Eglinton was another visitor to the Clarkia site, from which he returned with a sample of the darkened ancient leaves. Back in the lab, he took a scalpel to detach the outer layer of one of the fossil leaves from the Clarkia bed, and used a special solvent to dissolve what lipids remained. This solution was subjected to a highly sensitive method of organic analysis called GC/MS (gas chromatography/mass spectrometry). What the analysis demonstrated was that the waterproofing lipid molecules in the Clarkia leaves were in reasonably good shape. There may indeed have been pockets of cellular tissue protected from water, in which case Lindahl’s rate estimates need not apply. His studies had been on DNA in an aqueous medium. However, there was
something else rather odd about the Clarkia lipids.
Eglinton did not stop there; he also wanted to contrast the lipid profile in what was visibly discernible as the leaf’s waterproof envelope and the lipid content elsewhere in the deposit. What one might expect is a sharp contrast between the two, confirming that the lipid signal received corresponded to the envelope itself. Instead, what he found was that the leaf lipids were not confined to the leaf itself. They had dispersed into the surrounding sediment. Rather like the Somerset Levels peats, the exceptional appearance of the leaves, buried so long ago under the Clarkia muds, betrays how speedily so many decay processes were arrested. However, just as in the more recent peat, they weren’t arrested completely. The Clarkia leaves changed colour, and we can guess from peat processes how that happened. The lipids also intermingled with the sediments, and we are less clear what was going on there. At some stage, living bacteria came on to the scene, as is clear from Pääbo’s results. When they came is less clear. They might represent a quite recent contamination. Could they, on the other hand, not have lived within the sediments for much longer, and could this be linked to the reworking of the lipids? These are questions that remain open.

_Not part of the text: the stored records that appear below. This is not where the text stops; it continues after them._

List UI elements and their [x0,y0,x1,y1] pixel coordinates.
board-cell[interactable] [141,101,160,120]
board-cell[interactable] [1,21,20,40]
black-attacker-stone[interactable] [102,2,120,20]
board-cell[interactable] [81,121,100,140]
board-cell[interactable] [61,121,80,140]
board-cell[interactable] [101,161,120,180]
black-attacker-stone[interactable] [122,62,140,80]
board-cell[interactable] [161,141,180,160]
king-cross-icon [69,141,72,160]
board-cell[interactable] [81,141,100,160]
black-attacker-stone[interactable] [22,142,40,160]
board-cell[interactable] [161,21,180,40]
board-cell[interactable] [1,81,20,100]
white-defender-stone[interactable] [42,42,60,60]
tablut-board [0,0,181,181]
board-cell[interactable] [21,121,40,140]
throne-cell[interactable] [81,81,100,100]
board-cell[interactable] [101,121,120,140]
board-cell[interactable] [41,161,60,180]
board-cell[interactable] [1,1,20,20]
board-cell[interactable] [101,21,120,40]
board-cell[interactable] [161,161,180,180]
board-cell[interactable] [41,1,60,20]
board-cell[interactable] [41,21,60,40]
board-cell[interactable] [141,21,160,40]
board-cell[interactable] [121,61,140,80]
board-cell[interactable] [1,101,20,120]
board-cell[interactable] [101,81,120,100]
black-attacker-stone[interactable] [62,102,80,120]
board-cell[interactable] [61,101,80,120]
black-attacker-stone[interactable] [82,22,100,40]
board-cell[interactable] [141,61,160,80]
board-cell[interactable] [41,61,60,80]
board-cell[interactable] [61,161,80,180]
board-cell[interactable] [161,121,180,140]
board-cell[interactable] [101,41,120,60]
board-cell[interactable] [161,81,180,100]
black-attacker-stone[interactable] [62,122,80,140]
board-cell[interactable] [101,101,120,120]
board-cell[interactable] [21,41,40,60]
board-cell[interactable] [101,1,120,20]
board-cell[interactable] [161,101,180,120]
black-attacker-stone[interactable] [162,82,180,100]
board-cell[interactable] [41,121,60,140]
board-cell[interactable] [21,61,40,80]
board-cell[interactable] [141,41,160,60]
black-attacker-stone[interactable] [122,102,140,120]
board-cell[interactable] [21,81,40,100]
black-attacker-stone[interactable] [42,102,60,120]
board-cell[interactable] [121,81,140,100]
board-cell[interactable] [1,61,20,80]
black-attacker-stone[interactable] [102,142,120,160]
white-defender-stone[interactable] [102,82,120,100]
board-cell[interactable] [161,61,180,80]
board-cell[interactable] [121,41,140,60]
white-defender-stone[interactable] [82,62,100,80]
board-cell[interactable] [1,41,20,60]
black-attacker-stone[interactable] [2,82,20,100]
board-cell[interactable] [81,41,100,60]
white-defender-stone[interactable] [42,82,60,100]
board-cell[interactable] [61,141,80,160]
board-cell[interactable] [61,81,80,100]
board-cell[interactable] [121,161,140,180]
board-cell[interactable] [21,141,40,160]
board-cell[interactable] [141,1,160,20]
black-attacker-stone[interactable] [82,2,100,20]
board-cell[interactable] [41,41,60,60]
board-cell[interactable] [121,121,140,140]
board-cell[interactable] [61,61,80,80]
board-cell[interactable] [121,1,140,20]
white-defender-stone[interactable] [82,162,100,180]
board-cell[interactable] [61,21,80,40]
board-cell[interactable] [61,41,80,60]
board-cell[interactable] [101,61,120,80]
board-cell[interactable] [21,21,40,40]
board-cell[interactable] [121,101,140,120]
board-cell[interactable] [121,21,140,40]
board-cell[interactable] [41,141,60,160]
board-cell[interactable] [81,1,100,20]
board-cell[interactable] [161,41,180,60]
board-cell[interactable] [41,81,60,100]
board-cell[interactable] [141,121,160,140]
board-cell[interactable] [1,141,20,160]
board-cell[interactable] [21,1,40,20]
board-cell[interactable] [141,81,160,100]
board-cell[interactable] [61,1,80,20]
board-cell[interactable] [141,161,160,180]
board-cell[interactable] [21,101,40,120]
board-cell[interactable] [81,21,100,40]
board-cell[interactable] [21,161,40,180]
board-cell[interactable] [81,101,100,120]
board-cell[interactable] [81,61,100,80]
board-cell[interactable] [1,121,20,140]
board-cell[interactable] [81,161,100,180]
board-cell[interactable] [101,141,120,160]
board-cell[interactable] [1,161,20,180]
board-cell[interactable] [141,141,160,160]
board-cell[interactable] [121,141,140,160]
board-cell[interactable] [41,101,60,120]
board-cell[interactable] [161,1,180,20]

Scientific funding is fickle. As with economic predictions, it depends as much on ‘community confidence’ as on cool rationality. There were undoubtedly questions left unanswered by the Clarkia DNA papers, but the answers would variously be negative, cautious or complex, and perhaps lack the immediate impact a future front page of Nature would require. There was a sense of a downturn in the prospects for Magnolia DNA, and the science funding bodies chose to invest elsewhere. In Michigan, Edward Golenberg shifted of necessity to new areas of research without having gained the means to resolve the Magnolia issue once and for all.